The goal of this section is to propose similar articles to the reader. It might be something similar to the section "You May Be Interested" when you're reading one publication on http://www.thestar.com.my/.

Let's do it finding the most closest articles to each article.

We have to define distance/similary between two documents.
1. Try with Euclidian distance
1. Try with [Cosine similarity](https://en.wikipedia.org/wiki/Cosine_similarity)

Hint: [Nearest Neighbors from scikit-learn](http://scikit-learn.org/stable/modules/generated/sklearn.neighbors.NearestNeighbors.html#sklearn.neighbors.NearestNeighbors) 

Going further: this is an unsupervised algorithm. Which data would you need to compare the two apporache (Euclidian vs Cosine)?

In [None]:
transform_text_df

In [None]:
# Nearest neighbors
from sklearn.neighbors import NearestNeighbors

nneighbors = NearestNeighbors()
nneighbors.fit(transform_text_df)
distances, indices = nneighbors.kneighbors(transform_text_df)

In [None]:
indices

## Step 3 - Clustering

Assume that cosine similarity works better on text documents. Choose a clustering algorithm is order to group documents that are about the same subject. 

In [None]:
from sklearn.cluster import KMeans

kmeans = KMeans() 

# Now we perform the clustering
kmeans.fit(transform_text_df)

In [None]:
kmeans.labels_

## Step 4 - NMF

Let's use the NMF technique to mine the dataset further.
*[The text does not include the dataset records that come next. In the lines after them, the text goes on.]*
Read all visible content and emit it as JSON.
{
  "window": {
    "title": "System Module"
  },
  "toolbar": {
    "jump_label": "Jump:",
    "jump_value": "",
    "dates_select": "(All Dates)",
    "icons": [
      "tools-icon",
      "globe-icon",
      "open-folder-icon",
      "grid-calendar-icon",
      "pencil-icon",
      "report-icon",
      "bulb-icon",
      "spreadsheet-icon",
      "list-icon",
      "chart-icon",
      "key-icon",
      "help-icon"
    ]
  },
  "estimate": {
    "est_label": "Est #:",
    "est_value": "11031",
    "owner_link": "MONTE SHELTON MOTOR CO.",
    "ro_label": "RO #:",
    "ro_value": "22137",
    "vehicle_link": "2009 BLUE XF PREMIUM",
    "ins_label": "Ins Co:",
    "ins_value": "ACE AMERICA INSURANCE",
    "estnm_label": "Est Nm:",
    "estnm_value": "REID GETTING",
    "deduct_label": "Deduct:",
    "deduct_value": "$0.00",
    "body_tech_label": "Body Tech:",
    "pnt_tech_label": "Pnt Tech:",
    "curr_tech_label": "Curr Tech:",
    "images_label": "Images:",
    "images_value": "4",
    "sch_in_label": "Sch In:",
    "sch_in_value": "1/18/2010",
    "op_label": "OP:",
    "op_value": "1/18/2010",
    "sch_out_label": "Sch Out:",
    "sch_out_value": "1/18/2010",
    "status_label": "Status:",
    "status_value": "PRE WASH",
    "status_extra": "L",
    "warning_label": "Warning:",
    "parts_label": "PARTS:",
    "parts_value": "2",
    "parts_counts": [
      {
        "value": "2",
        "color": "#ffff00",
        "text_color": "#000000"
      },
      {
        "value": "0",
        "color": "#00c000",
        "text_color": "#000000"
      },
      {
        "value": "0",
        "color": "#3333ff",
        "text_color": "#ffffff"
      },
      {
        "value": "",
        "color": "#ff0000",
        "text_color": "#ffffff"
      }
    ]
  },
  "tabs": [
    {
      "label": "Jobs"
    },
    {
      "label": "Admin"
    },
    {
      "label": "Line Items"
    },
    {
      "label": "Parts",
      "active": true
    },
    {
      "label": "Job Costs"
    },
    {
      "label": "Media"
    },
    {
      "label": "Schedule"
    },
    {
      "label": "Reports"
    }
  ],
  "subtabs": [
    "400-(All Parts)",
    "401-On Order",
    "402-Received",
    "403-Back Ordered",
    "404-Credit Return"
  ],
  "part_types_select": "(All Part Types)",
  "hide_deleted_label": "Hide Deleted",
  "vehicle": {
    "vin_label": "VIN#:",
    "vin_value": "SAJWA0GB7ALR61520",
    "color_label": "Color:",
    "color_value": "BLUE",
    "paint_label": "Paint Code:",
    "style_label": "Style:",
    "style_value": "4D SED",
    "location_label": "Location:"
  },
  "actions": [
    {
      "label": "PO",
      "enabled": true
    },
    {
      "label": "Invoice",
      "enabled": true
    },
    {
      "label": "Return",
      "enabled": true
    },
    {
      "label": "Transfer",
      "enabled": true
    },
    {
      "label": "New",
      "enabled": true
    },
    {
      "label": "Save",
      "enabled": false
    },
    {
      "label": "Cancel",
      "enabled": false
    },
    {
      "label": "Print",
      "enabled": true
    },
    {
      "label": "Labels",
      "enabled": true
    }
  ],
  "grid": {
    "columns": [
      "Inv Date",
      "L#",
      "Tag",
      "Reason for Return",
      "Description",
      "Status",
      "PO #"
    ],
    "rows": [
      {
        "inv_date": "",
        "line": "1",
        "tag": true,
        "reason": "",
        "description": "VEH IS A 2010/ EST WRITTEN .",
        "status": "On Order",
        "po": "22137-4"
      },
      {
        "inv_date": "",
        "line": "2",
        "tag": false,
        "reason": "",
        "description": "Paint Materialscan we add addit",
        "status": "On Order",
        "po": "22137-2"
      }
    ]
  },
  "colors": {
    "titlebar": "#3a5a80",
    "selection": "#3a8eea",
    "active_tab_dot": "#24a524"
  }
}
1. You will first need to transform the text into a matrix using `TfidfVectorizer()` ([docs](http://scikit-learn.org/stable/modules/generated/sklearn.feature_extraction.text.TfidfVectorizer.html)). Be sure to use the stopwords. Some of the articles are blank and so their content comes up as NaN. Use the function `DataFrame.notnull()` to eliminate these from your sample.
2. Use the `NMF` estimator to divide the dataset into 10 topics.
3. Print the top 20 words corresponding to each category.

In [None]:
# NMF

from sklearn.decomposition import NMF
n_topics = 10
n_top_words = 20

nmf = NMF(n_components=n_topics, random_state=1).fit(transform_text_df)

feature_names = tfidvect.get_feature_names()

for topic_idx, topic in enumerate(nmf.components_):
    print(("Topic #%d:" % topic_idx))
    print((" ".join([feature_names[i]
                    for i in topic.argsort()[:-n_top_words - 1:-1]])))
    print()